The use cases of crypto-agility have soared in recent years. We could argue that it has even become a buzzword in the cybersecurity industry, although it is often misused. Even once impregnable encryption algorithms have succumbed to the relentless march of technological progress and ingenious hacking techniques. Organizations lacking crypto-agile strategies were exposed to preventable attacks, prompting industry juggernauts to partner with crypto-agility solution providers. Steering away from static cryptographic management models requires robust tooling capable of integrating with a comprehensive set of environments such as networks, servers and applications but also with certificate management solutions, threat management suites and EDR technologies, among others. Crypto-agility platforms are being developed to empower cybersecurity teams to add crypto-agility capabilities to their security tech stack. For example, large financial institutions are increasingly integrating InfoSec Global Crypto-Agility Management Platform with industry-leading agent management tools like Microsoft Sentinel or CrowdStrike Falcon. Adopting a crypto-agility framework allows organizations to accommodate future changes but also comply with strict standards, like the Payment Card Industry Data Security Standard (PCI DSS), guiding payments industry stakeholders to ensure safe payments worldwide.
Emerging Encryption Trends
Encryption technology is on a transformative journey, reflecting the need for robust data protection. Traditional symmetric and asymmetric encryption techniques now share the stage with ground breaking innovations such as homomorphic and post-quantum encryption. However, switching from legacy encryption to recommended algorithms tends to be exceedingly expensive and error prone. After a year OpenSSL experienced an implementation error that led to the Heartbleed vulnerability, half of U.S. organizations still had not patched all their OpenSSL instances. This is because cryptographic assets are deeply embedded into software, rendering them extremely difficult to change.

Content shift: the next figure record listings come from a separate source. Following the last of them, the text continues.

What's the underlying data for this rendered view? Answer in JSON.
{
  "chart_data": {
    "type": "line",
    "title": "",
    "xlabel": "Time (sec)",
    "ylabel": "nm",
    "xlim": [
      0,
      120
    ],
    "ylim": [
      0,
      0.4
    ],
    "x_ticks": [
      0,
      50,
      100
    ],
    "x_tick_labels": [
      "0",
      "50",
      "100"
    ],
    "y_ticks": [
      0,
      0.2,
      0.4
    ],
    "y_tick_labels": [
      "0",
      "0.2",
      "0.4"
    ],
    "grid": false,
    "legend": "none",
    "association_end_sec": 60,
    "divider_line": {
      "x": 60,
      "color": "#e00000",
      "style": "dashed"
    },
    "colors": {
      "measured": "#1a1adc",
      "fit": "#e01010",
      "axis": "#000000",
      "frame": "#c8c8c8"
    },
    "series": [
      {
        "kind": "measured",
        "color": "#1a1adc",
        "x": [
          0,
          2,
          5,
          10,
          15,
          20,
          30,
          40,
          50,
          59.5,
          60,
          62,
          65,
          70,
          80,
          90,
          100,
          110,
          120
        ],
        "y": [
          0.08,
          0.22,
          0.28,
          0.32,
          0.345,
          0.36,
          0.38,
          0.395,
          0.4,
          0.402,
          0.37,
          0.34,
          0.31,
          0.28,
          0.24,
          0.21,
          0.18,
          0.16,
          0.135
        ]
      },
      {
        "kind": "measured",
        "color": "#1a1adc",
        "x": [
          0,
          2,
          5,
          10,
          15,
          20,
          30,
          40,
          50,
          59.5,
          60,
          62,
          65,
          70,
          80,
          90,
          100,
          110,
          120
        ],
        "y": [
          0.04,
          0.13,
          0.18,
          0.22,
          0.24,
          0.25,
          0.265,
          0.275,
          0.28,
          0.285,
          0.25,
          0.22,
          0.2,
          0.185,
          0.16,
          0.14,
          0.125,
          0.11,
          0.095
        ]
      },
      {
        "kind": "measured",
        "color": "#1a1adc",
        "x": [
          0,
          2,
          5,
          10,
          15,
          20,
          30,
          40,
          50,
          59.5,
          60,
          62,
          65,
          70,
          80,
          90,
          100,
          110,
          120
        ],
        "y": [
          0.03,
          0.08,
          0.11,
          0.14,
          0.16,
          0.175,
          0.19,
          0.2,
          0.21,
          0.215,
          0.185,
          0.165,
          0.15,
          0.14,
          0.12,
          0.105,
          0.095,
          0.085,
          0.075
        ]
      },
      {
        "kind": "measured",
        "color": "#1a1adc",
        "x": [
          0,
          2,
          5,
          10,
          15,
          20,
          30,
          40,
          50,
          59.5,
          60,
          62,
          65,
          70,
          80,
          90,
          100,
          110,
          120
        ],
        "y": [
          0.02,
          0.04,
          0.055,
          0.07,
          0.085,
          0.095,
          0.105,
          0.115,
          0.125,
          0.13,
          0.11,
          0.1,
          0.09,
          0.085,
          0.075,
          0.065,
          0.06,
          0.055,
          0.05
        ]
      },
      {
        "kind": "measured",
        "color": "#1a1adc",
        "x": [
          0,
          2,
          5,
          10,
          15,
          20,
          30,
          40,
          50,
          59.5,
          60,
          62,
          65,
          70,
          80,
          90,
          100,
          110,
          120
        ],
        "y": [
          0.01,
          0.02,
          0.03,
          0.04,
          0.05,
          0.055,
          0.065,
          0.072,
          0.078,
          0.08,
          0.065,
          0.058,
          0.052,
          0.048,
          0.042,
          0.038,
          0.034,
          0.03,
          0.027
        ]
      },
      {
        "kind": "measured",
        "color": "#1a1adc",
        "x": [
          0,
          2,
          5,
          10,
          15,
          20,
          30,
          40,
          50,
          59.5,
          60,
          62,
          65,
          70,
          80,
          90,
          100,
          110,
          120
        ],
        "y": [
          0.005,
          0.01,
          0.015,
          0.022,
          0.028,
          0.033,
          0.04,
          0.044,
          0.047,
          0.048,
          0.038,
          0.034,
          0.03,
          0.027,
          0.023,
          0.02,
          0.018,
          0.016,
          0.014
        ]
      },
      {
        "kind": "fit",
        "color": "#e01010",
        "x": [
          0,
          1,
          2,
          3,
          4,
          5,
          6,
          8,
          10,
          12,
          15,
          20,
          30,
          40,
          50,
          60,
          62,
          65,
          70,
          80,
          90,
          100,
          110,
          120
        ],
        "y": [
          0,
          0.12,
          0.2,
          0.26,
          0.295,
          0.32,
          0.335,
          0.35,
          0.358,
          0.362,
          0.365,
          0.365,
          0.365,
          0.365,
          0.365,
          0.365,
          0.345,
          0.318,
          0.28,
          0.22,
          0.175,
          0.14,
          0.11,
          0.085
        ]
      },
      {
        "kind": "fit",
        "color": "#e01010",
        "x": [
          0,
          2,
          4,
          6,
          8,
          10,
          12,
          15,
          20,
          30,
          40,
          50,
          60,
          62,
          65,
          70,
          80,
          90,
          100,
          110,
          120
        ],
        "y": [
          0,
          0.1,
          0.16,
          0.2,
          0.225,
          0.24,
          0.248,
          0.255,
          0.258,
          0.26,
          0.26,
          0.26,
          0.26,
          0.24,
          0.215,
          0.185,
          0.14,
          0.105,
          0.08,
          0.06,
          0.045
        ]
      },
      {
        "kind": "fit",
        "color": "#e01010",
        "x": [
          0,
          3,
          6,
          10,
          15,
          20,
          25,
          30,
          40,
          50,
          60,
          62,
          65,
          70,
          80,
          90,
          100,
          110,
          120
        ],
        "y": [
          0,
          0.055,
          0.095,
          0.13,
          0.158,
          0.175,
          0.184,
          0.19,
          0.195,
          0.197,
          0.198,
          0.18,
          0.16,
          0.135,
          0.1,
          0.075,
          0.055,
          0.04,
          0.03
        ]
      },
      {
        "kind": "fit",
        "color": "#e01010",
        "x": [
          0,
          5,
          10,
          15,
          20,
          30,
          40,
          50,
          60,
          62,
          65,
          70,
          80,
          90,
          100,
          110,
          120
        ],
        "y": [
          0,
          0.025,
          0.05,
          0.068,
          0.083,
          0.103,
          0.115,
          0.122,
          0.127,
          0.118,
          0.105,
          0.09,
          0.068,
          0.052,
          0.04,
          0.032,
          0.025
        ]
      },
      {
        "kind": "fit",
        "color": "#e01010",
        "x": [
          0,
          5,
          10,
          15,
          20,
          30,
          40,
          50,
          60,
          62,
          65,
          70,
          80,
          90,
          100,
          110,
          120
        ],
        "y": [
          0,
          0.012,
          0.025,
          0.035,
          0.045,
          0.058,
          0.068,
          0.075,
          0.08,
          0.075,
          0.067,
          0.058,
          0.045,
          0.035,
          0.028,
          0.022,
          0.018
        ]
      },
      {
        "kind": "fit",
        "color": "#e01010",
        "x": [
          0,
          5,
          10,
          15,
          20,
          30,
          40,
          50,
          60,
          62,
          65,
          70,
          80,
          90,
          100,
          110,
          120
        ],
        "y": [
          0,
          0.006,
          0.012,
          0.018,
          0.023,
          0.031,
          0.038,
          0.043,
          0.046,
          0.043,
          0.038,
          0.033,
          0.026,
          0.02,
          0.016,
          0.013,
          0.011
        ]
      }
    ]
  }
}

Another growing segment comes from the proliferation of Internet of Things devices. Securing IoT devices throughout their lifespan can be particularly challenging as their encryption is baked in when manufactured. With crypto-agility, your new electric car will be updated to mitigate risks thanks to a crypto-agile middle layer at the chip level allowing it to update its cryptographic assets.

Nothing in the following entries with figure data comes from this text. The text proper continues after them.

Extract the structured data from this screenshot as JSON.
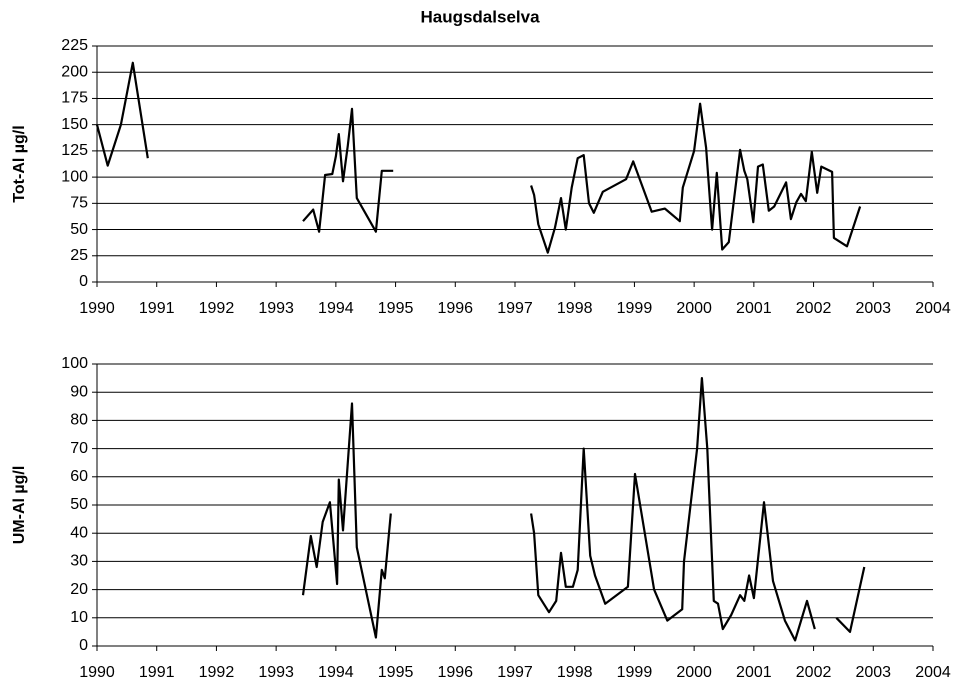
{
  "chart_data": [
    {
      "type": "line",
      "title": "Haugsdalselva",
      "y_label": "Tot-Al µg/l",
      "color": "#000000",
      "grid": true,
      "xlim": [
        1990,
        2004
      ],
      "xticks": [
        1990,
        1991,
        1992,
        1993,
        1994,
        1995,
        1996,
        1997,
        1998,
        1999,
        2000,
        2001,
        2002,
        2003,
        2004
      ],
      "ylim": [
        0,
        225
      ],
      "yticks": [
        0,
        25,
        50,
        75,
        100,
        125,
        150,
        175,
        200,
        225
      ],
      "x": [
        1990.0,
        1990.18,
        1990.4,
        1990.6,
        1990.85,
        null,
        1993.45,
        1993.62,
        1993.72,
        1993.82,
        1993.94,
        1994.0,
        1994.05,
        1994.12,
        1994.2,
        1994.27,
        1994.35,
        1994.67,
        1994.77,
        1994.96,
        null,
        1997.27,
        1997.32,
        1997.39,
        1997.55,
        1997.67,
        1997.77,
        1997.85,
        1997.95,
        1998.05,
        1998.15,
        1998.24,
        1998.32,
        1998.47,
        1998.86,
        1998.98,
        1999.29,
        1999.51,
        1999.76,
        1999.81,
        2000.0,
        2000.1,
        2000.2,
        2000.3,
        2000.38,
        2000.47,
        2000.58,
        2000.77,
        2000.84,
        2000.89,
        2000.99,
        2001.07,
        2001.15,
        2001.25,
        2001.34,
        2001.54,
        2001.62,
        2001.71,
        2001.79,
        2001.87,
        2001.97,
        2002.06,
        2002.13,
        2002.31,
        2002.34,
        2002.56,
        2002.78
      ],
      "values": [
        150,
        111,
        150,
        209,
        118,
        null,
        58,
        69,
        48,
        102,
        103,
        120,
        141,
        96,
        130,
        165,
        80,
        48,
        106,
        106,
        null,
        92,
        83,
        55,
        28,
        52,
        80,
        50,
        90,
        118,
        121,
        75,
        66,
        86,
        98,
        115,
        67,
        70,
        58,
        90,
        125,
        170,
        128,
        50,
        104,
        31,
        38,
        126,
        106,
        98,
        57,
        110,
        112,
        68,
        72,
        95,
        60,
        76,
        84,
        77,
        124,
        85,
        110,
        105,
        42,
        34,
        72
      ]
    },
    {
      "type": "line",
      "y_label": "UM-Al µg/l",
      "color": "#000000",
      "grid": true,
      "xlim": [
        1990,
        2004
      ],
      "xticks": [
        1990,
        1991,
        1992,
        1993,
        1994,
        1995,
        1996,
        1997,
        1998,
        1999,
        2000,
        2001,
        2002,
        2003,
        2004
      ],
      "ylim": [
        0,
        100
      ],
      "yticks": [
        0,
        10,
        20,
        30,
        40,
        50,
        60,
        70,
        80,
        90,
        100
      ],
      "x": [
        1993.45,
        1993.58,
        1993.68,
        1993.78,
        1993.9,
        1994.02,
        1994.05,
        1994.12,
        1994.2,
        1994.27,
        1994.35,
        1994.67,
        1994.77,
        1994.82,
        1994.92,
        null,
        1997.27,
        1997.32,
        1997.39,
        1997.57,
        1997.69,
        1997.77,
        1997.85,
        1997.97,
        1998.05,
        1998.15,
        1998.26,
        1998.34,
        1998.51,
        1998.89,
        1999.01,
        1999.33,
        1999.55,
        1999.8,
        1999.83,
        2000.05,
        2000.13,
        2000.22,
        2000.33,
        2000.4,
        2000.48,
        2000.62,
        2000.77,
        2000.84,
        2000.92,
        2001.0,
        2001.17,
        2001.32,
        2001.52,
        2001.69,
        2001.89,
        2002.02,
        null,
        2002.38,
        2002.61,
        2002.85
      ],
      "values": [
        18,
        39,
        28,
        44,
        51,
        22,
        59,
        41,
        65,
        86,
        35,
        3,
        27,
        24,
        47,
        null,
        47,
        40,
        18,
        12,
        16,
        33,
        21,
        21,
        27,
        70,
        32,
        25,
        15,
        21,
        61,
        20,
        9,
        13,
        30,
        70,
        95,
        70,
        16,
        15,
        6,
        11,
        18,
        16,
        25,
        17,
        51,
        23,
        9,
        2,
        16,
        6,
        null,
        10,
        5,
        28
      ]
    }
  ]
}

Without crypto-agility, applications must either be reconfigured locally or recoded to enable the implementation of new quantum-safe algorithms. Neither one is a good option. To prevent security issues that can halt major networks’ operations and cause Global 1000 to shell out millions to ransomware attackers, leading standard bodies are working hard to identify which digital signature schemes, hash algorithms, block ciphers, and other encryption methods to approve for standardization. Legislators worldwide are also increasingly promulgating their own encryption standards, which puts additional pressure on organizations to become crypto-agile to comply to different market regulations.